Quelleninformationen

Ancestry.com. Hessen, Deutschland, ausgewählte Sterberegister, 1851-1955 [Datenbank online]. Provo, UT, USA: Ancestry.com Operations, Inc., 2016.
Ursprüngliche Daten: Sterberegister und Namensverzeichnisse. Hessisches Hauptstaatsarchiv, Wiesbaden, Deutschland.

 Hessen, Deutschland, ausgewählte Sterberegister, 1851-1955

Informationen zur Sammlung

Diese Sammlung enthält Sterberegister von zahlreichen Gemeinden, die heute im Bundesland Hessen liegen. Der Umfang und die Zeitspanne der Sterbeurkundenurkunden variiert. Die Aufzeichnungen für Frankfurt a. Main beginnen bereits 1851. Für einige andere Gemeinden liegen nur wenige Jahrgänge vor. Welche Orte und Laufzeiten enthalten sind, erfahren sie über die Box „Diese Sammlung durchsuchen“.

Die seit dem 13. Jahrhundert bestehende und im Laufe der Zeit territorial gewachsene Landgrafschaft Hessen wurde nach dem Tod des Landgrafen Philipp des Großmütigen im Jahre 1567 nach damaligem Erbrecht unter seinen vier Söhnen aufgeteilt und es bildeten sich zunächst die Linien Hessen-Kassel, Hessen-Darmstadt, Hessen-Marburg, Hessen-Rheinfels.
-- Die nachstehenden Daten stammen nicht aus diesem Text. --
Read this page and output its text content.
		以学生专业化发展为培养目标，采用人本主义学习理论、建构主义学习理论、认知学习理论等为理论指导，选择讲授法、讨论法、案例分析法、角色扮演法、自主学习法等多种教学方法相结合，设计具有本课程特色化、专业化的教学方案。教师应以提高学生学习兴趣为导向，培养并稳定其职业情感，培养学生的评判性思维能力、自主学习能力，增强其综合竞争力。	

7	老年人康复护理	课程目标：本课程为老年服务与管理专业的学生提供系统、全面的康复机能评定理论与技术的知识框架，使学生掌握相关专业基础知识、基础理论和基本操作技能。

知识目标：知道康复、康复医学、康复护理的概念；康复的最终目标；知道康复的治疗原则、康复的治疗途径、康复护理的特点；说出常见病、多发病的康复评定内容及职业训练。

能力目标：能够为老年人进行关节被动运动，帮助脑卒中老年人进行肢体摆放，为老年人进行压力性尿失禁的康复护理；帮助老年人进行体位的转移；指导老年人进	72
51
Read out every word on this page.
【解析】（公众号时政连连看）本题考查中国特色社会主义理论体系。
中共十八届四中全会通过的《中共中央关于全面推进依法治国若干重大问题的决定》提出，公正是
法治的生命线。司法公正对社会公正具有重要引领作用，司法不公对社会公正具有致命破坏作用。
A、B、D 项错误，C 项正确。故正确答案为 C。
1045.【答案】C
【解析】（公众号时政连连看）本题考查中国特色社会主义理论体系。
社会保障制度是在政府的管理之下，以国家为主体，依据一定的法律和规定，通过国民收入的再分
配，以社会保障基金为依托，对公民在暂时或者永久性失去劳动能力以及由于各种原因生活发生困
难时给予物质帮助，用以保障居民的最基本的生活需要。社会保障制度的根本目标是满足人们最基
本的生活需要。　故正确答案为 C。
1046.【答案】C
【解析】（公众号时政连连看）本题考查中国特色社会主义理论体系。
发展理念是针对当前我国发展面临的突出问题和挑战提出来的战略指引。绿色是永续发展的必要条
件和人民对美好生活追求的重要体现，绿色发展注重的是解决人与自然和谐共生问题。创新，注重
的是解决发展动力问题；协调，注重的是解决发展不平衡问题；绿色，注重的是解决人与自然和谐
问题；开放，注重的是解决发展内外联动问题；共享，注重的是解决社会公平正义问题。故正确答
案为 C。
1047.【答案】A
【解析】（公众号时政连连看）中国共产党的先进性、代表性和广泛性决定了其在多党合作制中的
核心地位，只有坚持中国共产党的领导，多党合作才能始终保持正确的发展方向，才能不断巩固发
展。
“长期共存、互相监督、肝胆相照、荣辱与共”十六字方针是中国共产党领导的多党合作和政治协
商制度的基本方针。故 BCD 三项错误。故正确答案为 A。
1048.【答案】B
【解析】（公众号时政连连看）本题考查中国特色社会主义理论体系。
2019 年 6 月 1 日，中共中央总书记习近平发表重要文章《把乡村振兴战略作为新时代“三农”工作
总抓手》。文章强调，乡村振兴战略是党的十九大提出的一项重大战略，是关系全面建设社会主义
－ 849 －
Da die letzten beiden Linien kinderlos blieben, gingen diese Gebiete an die verbleibenden Linien über. Diese Teilung Hessens bestimmte seine wechselvolle Geschichte bis zur Vereinigung zum Land „Großhessen“ im Jahre 1945 und zur Gründung des Bundeslandes am 1. Dezember 1946.

Geburts-, Heirats- und Sterberegister sind in den damaligen preußischen Provinzen, zu denen auch viele hessische Gemeinden dieser Sammlung gehörten, von den örtlichen Standesämtern ab dem 1. Oktober 1874 eingerichtet worden. Die Register sind chronologisch in der Regel als jahrgangsweise gebundene Sammlung von Dokumenten angelegt, die zusammenfassend als “Personenstandsregister” bezeichnet werden. Die Personenstandsregister der nicht preußischen Gemeinden in Hessen beginnen ab dem 1. Januar 1876. Ergänzend sind gelegentlich alphabetische Namensverzeichnisse erstellt worden. Die verpflichtende staatliche Beurkundung des Personen- oder Zivilstandes der gesamten Bevölkerung besteht seitdem neben den traditionell weiterhin geführten Kirchenbüchern.

Informationen zu den Dokumenten

Die Sterbefälle sind auf vorgedruckten Formularen beurkundet, die vom Standesbeamten handschriftlich ausgefüllt wurden. Dabei weicht meistens das Sterbedatum von dem der Beurkundung ab. Je nach verwendeten Formularen und individuellen Formulierungen des Beamten sind folgende Angaben zu finden:

  • Laufende Nummer des Dokuments
  • Anzeigende Person: Vornamen, Nachname, Mädchenname, Beruf, Wohnort/Adresse, Konfession
  • Verstorbene Person: Beruf, Vornamen, Nachname, Mädchenname, Alter, Konfession, Wohnort/Adresse, Geburtsort und –datum, Ehepartner/Eltern, Sterbeort und –datum, Zeitpunkt des Todes
  • Ab 1938 Verweise zum Geburts- und/oder Heiratsregiste
  • Von 1938 bis 1957 oft auch Angabe der Todesursache
  • Unterschriften

Informationen zur Benutzung

Jedes Dokument umfasst in der Regel eine Seite. Am Rand können nachträglich eingefügte Notizen zu weiteren Ereignissen aus dem Leben des Verstorbenen vermerkt sein. Diese werden auch als “Beischreibungen” bezeichnet und sind nicht über die Suchmaske erschlossen. Bei der anzeigenden Person handelt es sich oft um einen Verwandten des Verstorbenen, später wurden die Anzeigen auch von der Verwaltung eines Krankenhauses oder von einem Bestatter übernommen.

Die Sterberegister enthalten auch sogenannte „Kriegssterbefälle“ des Zweiten Weltkrieges. Einige Verstorbene wurden erst nachträglich von der „Wehrmachtsauskunftstelle für Kriegsverluste und Kriegsgefangene“, heute kurz Deutsche Dienststelle (WASt) in Berlin angezeigt.

In der Box “Diese Sammlung durchsuchen” kann die Gemeinde sowie die gewünschte Laufzeit ausgewählt werden. Sind Namensverzeichnisse als separat gebundene Bücher vorhanden, befinden sie sich am Ende der Box.